Embora pouquíssimos parlamentares tenham disposição para admitir o fato às claras, uma verdadeira guerra parece estar em curso entre a opinião pública e o Legislativo brasileiro.
Mal se revela uma manobra no sentido de beneficiar os muitos acusados de corrupção, advêm com celeridade os recuos e profissões de fé em favor da moralidade pública —apenas para que, em outra frente, novas iniciativas sejam maquinadas para manter políticos fora do alcance da lei.
Não foi, desta vez, na Câmara dos Deputados, mas sim no Senado, que se deu novo e surpreendente exemplo dos subterfúgios em que se distinguem muitos detentores do voto popular.
Votavam-se modificações na lei sobre a repatriação de recursos depositados irregularmente no exterior, de modo a permitir novo prazo para que, mediante pagamento de multas e impostos, o considerável montante de verbas permaneça a salvo das autoridades fiscais.
O dispositivo abre, todavia, oportunidade para que políticos acusados de corrupção possam apagar os rastros de seus eventuais delitos.
Aparentemente, a sessão do Senado que trataria do tema, na noite desta quarta-feira (23), encaminhava-se para resolver satisfatoriamente a questão. Em sua primeira formulação, assinada pelo senador Romero Jucá (PMDB-RR), o projeto vedava a adesão de políticos.
Permitia-se, contudo, que seus parentes desfrutassem dos benefícios. Membros da oposição conseguiram —é o que se pensava— corrigir essa óbvia falha do projeto.
Ocorre que nem tudo passou por seu crivo. Vetada a menção explícita ao benefício para parentes de políticos, deixou-se o texto sem referência clara sobre o assunto. O projeto passou, desse modo, a ser omisso: traz a proibição a políticos, mas não exclui mais ninguém da repatriação.
O princípio jurídico é claro: eliminar um benefício não equivale a proibi-lo.
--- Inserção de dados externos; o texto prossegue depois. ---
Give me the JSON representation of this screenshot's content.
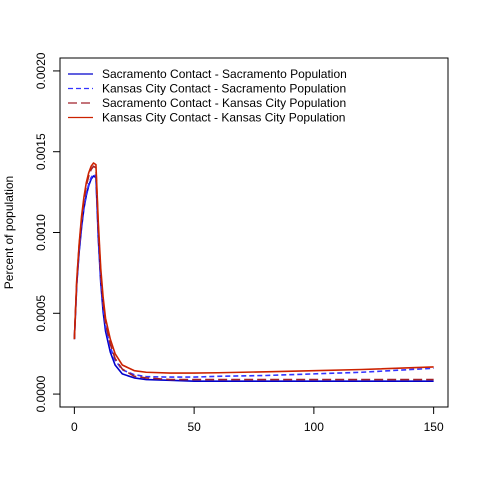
{
  "chart_data": {
    "type": "line",
    "title": "",
    "xlabel": "",
    "ylabel": "Percent of population",
    "xlim": [
      -6,
      156
    ],
    "ylim": [
      -8e-05,
      0.00208
    ],
    "xticks": [
      0,
      50,
      100,
      150
    ],
    "xtick_labels": [
      "0",
      "50",
      "100",
      "150"
    ],
    "yticks": [
      0.0,
      0.0005,
      0.001,
      0.0015,
      0.002
    ],
    "ytick_labels": [
      "0.0000",
      "0.0005",
      "0.0010",
      "0.0015",
      "0.0020"
    ],
    "grid": false,
    "legend_position": "top-left",
    "series": [
      {
        "name": "Sacramento Contact - Sacramento Population",
        "color": "#0000cc",
        "dash": "solid",
        "x": [
          0,
          1,
          2,
          3,
          4,
          5,
          6,
          7,
          8,
          9,
          10,
          11,
          12,
          13,
          15,
          17,
          20,
          25,
          30,
          40,
          50,
          60,
          80,
          100,
          120,
          150
        ],
        "y": [
          0.00034,
          0.00068,
          0.00088,
          0.00103,
          0.00115,
          0.00123,
          0.00129,
          0.00133,
          0.00135,
          0.00134,
          0.00096,
          0.00069,
          0.00051,
          0.00039,
          0.00026,
          0.00018,
          0.000125,
          0.0001,
          9e-05,
          8.5e-05,
          8e-05,
          8e-05,
          8e-05,
          8e-05,
          8e-05,
          8e-05
        ]
      },
      {
        "name": "Kansas City Contact - Sacramento Population",
        "color": "#3333ff",
        "dash": "dashed",
        "x": [
          0,
          1,
          2,
          3,
          4,
          5,
          6,
          7,
          8,
          9,
          10,
          11,
          12,
          13,
          15,
          17,
          20,
          25,
          30,
          40,
          50,
          60,
          80,
          100,
          120,
          150
        ],
        "y": [
          0.00034,
          0.00068,
          0.00089,
          0.00104,
          0.00116,
          0.00124,
          0.0013,
          0.00134,
          0.00136,
          0.00135,
          0.00098,
          0.00071,
          0.00054,
          0.00042,
          0.00029,
          0.00021,
          0.00015,
          0.00012,
          0.000108,
          0.000105,
          0.000105,
          0.00011,
          0.000115,
          0.000125,
          0.000135,
          0.00016
        ]
      },
      {
        "name": "Sacramento Contact - Kansas City Population",
        "color": "#a0202a",
        "dash": "longdash",
        "x": [
          0,
          1,
          2,
          3,
          4,
          5,
          6,
          7,
          8,
          9,
          10,
          11,
          12,
          13,
          15,
          17,
          20,
          25,
          30,
          40,
          50,
          60,
          80,
          100,
          120,
          150
        ],
        "y": [
          0.00034,
          0.0007,
          0.00092,
          0.00108,
          0.0012,
          0.00129,
          0.00135,
          0.00139,
          0.00141,
          0.0014,
          0.00103,
          0.00075,
          0.00057,
          0.00044,
          0.00031,
          0.00022,
          0.000155,
          0.00011,
          0.0001,
          9e-05,
          9e-05,
          9e-05,
          9e-05,
          9e-05,
          9e-05,
          9e-05
        ]
      },
      {
        "name": "Kansas City Contact - Kansas City Population",
        "color": "#cc2200",
        "dash": "solid",
        "x": [
          0,
          1,
          2,
          3,
          4,
          5,
          6,
          7,
          8,
          9,
          10,
          11,
          12,
          13,
          15,
          17,
          20,
          25,
          30,
          40,
          50,
          60,
          80,
          100,
          120,
          150
        ],
        "y": [
          0.00034,
          0.00071,
          0.00093,
          0.0011,
          0.00122,
          0.00131,
          0.00137,
          0.00141,
          0.00143,
          0.00142,
          0.00106,
          0.00078,
          0.0006,
          0.00047,
          0.00034,
          0.00025,
          0.00018,
          0.000145,
          0.000135,
          0.00013,
          0.00013,
          0.000132,
          0.000138,
          0.000145,
          0.000152,
          0.000168
        ]
      }
    ]
  }
}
Na falta de interdito legal explícito, todo cidadão pode recorrer ao que lhe oferece o poder público. Incluíram-se, portanto, os parentes no esquema de repatriação —por mais que se pretendesse impedir-lhes o acesso.
O lance de prestidigitação, pelo qual sem nada fazer se consegue o inverso do que se pensava ter feito, afronta a opinião pública.
Cabe recurso, já impetrado pela oposição, para evitar que a manobra prevaleça. O projeto deve, de todo modo, ir à Câmara dos Deputados, onde passará por nova oportunidade de aperfeiçoamento.
Isso se não sofrer, o que também é plausível, outra rodada de manobras e desvios de modo a livrar, ainda aqui, os corruptos da punição que estão a merecer.